Çukutli, örgütlenmeyle şiddetli ekonomik şartların üstesinden gelmenin daha kolay olacağını belirterek, kelamlarını şöyle sürdürdü:
“İşçinin tartışmasız olarak ekonomik kazanımları son derece fazla olur. Başka taraftan toplumsal çıkarları da fazla olacaktır ve iş teminatı olacaktır. Sistemli olarak çalışacaktır, kayıt dışılık ortadan kalkacaktır. Bununla birlikte rekabet manasında da şirketler ortasındaki istikrarlar biraz daha sağlanacaktır. Bu açıdan sendikalaşma Türkiye’nin ekonomik kalkınmasına da çok kıymetli merhale katar. Sendikalar şirketlere hem kaliteli eser üretmek hem verimliliği artırmak hem de personellerin eğitimiyle birçok katkı sağlıyor.”

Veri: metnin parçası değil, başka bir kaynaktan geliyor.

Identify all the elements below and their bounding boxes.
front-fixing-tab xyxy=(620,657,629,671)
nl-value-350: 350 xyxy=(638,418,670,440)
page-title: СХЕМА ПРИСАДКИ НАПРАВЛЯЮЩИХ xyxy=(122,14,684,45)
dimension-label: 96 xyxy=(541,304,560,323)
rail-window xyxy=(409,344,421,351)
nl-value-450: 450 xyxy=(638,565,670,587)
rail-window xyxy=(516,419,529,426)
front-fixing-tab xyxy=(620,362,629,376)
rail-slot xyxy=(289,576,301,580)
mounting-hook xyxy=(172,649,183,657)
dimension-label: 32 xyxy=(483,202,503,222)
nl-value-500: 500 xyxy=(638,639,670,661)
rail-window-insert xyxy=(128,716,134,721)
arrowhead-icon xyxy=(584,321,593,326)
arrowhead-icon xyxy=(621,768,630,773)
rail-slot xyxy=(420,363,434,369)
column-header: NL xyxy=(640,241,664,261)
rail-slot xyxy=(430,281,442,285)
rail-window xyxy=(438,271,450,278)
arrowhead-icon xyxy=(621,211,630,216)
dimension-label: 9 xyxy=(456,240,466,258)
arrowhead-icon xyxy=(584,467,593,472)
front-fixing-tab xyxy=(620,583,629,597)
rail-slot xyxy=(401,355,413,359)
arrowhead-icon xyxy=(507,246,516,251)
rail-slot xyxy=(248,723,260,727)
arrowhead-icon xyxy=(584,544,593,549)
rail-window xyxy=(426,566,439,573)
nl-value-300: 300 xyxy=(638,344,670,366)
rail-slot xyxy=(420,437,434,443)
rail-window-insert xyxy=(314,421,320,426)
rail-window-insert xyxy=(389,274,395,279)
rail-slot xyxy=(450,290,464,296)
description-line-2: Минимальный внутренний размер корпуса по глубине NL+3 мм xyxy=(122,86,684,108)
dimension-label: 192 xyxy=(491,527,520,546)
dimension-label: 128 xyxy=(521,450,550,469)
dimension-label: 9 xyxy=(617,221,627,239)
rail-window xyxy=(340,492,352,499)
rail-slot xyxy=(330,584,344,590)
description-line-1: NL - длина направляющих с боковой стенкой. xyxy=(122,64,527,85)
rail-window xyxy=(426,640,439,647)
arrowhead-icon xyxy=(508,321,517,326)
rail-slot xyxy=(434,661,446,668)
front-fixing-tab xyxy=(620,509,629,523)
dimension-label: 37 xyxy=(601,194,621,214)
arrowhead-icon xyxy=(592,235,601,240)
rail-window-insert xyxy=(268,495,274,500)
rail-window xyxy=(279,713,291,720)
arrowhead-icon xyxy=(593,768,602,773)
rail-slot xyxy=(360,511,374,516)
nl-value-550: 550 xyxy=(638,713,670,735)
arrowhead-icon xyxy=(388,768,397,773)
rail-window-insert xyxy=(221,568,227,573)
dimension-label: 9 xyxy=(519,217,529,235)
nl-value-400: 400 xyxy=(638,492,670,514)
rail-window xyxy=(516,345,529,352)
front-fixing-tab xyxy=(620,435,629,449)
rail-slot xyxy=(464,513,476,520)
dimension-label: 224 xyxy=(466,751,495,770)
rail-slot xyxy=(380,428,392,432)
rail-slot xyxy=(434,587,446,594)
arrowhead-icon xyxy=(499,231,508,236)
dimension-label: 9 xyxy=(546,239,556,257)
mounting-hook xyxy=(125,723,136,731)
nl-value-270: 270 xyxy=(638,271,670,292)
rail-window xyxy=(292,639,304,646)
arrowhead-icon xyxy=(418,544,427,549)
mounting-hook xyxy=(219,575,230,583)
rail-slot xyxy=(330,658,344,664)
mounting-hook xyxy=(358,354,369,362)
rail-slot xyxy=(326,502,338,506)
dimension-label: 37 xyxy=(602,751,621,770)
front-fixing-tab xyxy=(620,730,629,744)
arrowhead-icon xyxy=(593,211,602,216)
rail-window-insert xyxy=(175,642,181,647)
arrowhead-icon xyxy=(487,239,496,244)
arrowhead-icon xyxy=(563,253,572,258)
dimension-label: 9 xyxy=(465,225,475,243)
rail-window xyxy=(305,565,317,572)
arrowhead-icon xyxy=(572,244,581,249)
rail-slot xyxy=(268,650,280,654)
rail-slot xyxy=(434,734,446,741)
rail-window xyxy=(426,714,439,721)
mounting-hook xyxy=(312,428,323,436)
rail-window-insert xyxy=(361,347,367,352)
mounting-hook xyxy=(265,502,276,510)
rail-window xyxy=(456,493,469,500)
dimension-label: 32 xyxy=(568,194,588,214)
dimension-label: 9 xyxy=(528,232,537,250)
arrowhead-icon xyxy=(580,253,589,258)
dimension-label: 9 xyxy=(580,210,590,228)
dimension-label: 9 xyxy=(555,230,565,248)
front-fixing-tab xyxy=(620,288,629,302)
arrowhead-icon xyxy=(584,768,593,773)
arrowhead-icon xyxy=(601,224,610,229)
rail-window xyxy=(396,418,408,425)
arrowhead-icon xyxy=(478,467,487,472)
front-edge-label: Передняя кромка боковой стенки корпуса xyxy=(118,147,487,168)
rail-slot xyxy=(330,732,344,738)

İşçilerin farkındalığının artmasıyla çalışma şartlarının daha güzel olabileceğini lisana getiren Çukutli, şunları kaydetti:
“Sendikalar olarak bir biçimde örgütlenmeye çalışırken çalışanların de bize yardımcı olması gerekiyor. Zira aslında önümüzde yasal ve patrondan kaynaklanan pürüzler var. Onlar sendikalı olduğu vakit kesinlikle fiyatlarıyla ilgili, ikramiyeleriyle ilgili, toplumsal haklarıyla ilgili birçok kazanımlar elde edeceklerdir. Başka taraftan ülke iktisadına katkı sağlanacaktır ve kayıt dışılık ortadan kalkacaktır. Olduğumuz her yerde personelin gelişimi için efor gösteriyoruz, eğitimlerine daima katkıda bulunmaya çalışıyoruz. İş sıhhati, güvenliği önlemleri için uğraş gösteriyoruz. Türkiye’de en büyük şirketlere bakarsanız tamamının sendikalı iş yerleri olduğunu görürsünüz. Sendikalı olmak küçülmeyi değil, memleketler arası çapta rekabetçi olmayı, kurumsallaşmayı beraberinde getiriyor. Sendikalı olunan yerde kayıt dışılık, adapsız, kanunsuz işler yapılması engellendiği için de sendikalılaşma oranının artırılmasıyla ülkede kıymetli derece hem endüstrinin hem de çalışan bölümün gelişeceğini düşünüyorum.”